Add LED lights, extra insulation and a modest size, and total electricity bills should be about $20 a month.

The Energy Efficiency and Conservation Authority has given the Golden Bay holiday home nine out of 10 for energy efficiency - the highest score it has given out.

Owner Lawrence McIntyre hopes people will visit the house, his "little greenie", and see they could build one themselves.

"The difference between insulating a house the way I have and the way another house is, is probably only $3000 to $4000 and the insulation value is more than double," he said.

"People are quite happy to put flash stereos in their cars or spend $20,000 to $30,000 on a kitchen but they'll scrimp on 20ml of insulation."

"(If) you take one ensuite out you can build the flashest solar hot water system that you can buy."

Mr McIntyre said the main thing was to keep the heat in by having as few joins as possible and plugging every tiny gap.

There are no fancy design features on the simple rectangular home, which is at the north end of Abel Tasman National Park, so every extra dollar could go into materials.

The $20,000 solar system will provide most of the heating and hot water, topped up by electricity from elsewhere.

A composting toilet sucks fresh air from a vent above the shower each time the toilet is used, so there is no smell and a flow of new air is maintained into the house.

"The toilet basically controls the air in the house. We've had quite a few people who hadn't realised there was a compost toilet come and stay and they couldn't believe how good it was.

"They probably would not have come and stayed had they known."

Mr McIntyre said he copied the design from German low-energy houses.

"In Europe it's not a new concept ... when you go to a trade show in Germany they show you photographs of how temperatures move through walls and windows."

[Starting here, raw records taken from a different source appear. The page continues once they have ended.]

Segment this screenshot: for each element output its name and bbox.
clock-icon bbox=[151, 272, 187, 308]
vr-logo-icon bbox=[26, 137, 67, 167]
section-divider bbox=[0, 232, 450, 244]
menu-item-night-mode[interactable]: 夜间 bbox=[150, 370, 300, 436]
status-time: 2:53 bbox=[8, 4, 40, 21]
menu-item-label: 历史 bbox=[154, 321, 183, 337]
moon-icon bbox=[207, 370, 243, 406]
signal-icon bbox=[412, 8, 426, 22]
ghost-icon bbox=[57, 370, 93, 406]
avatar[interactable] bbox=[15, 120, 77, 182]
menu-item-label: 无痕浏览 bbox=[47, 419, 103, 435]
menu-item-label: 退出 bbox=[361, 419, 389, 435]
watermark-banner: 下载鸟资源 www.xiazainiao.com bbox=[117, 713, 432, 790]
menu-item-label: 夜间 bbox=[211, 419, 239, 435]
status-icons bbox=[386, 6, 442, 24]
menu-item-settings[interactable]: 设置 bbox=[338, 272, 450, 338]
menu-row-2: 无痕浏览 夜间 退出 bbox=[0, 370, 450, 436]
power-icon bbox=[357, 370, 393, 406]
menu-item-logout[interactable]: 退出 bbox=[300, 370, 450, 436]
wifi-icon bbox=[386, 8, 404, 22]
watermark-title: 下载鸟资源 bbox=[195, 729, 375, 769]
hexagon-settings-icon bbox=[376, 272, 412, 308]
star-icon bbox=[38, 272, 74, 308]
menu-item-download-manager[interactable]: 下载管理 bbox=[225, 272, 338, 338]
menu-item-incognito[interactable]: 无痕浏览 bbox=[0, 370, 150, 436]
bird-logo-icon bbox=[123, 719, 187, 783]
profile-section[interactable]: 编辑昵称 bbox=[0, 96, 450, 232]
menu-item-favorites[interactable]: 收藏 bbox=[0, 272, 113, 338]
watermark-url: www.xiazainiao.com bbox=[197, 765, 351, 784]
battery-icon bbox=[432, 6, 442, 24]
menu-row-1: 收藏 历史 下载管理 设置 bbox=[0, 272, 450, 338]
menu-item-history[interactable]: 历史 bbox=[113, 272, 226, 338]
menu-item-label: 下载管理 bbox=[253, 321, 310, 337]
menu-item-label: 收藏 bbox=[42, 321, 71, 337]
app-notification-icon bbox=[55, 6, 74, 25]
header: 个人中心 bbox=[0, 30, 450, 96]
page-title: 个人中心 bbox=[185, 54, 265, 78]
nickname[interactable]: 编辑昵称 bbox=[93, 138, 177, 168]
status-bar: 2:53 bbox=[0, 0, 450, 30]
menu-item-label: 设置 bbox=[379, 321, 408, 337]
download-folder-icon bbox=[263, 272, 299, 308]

High quality double-glazed windows stop heat escaping, along with wool insulation and a polystyrene break to stop the concrete floor touching the ground. Sun-warmed air is directed into the walls for storage and to release heat.

The authority said about 1000 homes had been rated for its Home Energy Rating Scheme and this was the best score yet. Homes were rated from 0 to 10 based on how well the design, materials, construction and orientation keep a comfortable temperature, as well as the efficiency of heating and hot water.

The authority worked out it would cost less than $50 for hot water and to heat the house to about 20C all year. The need for heating was about 85 per cent lower than an average new house, and about 97 per cent lower than an uninsulated house.

Mr McIntyre said the extra features would more than pay for themselves over their lifetime. "Really we need to move away from this (idea we should have a) pay-back period of five or seven years because the health benefits (of warm houses) ... are huge."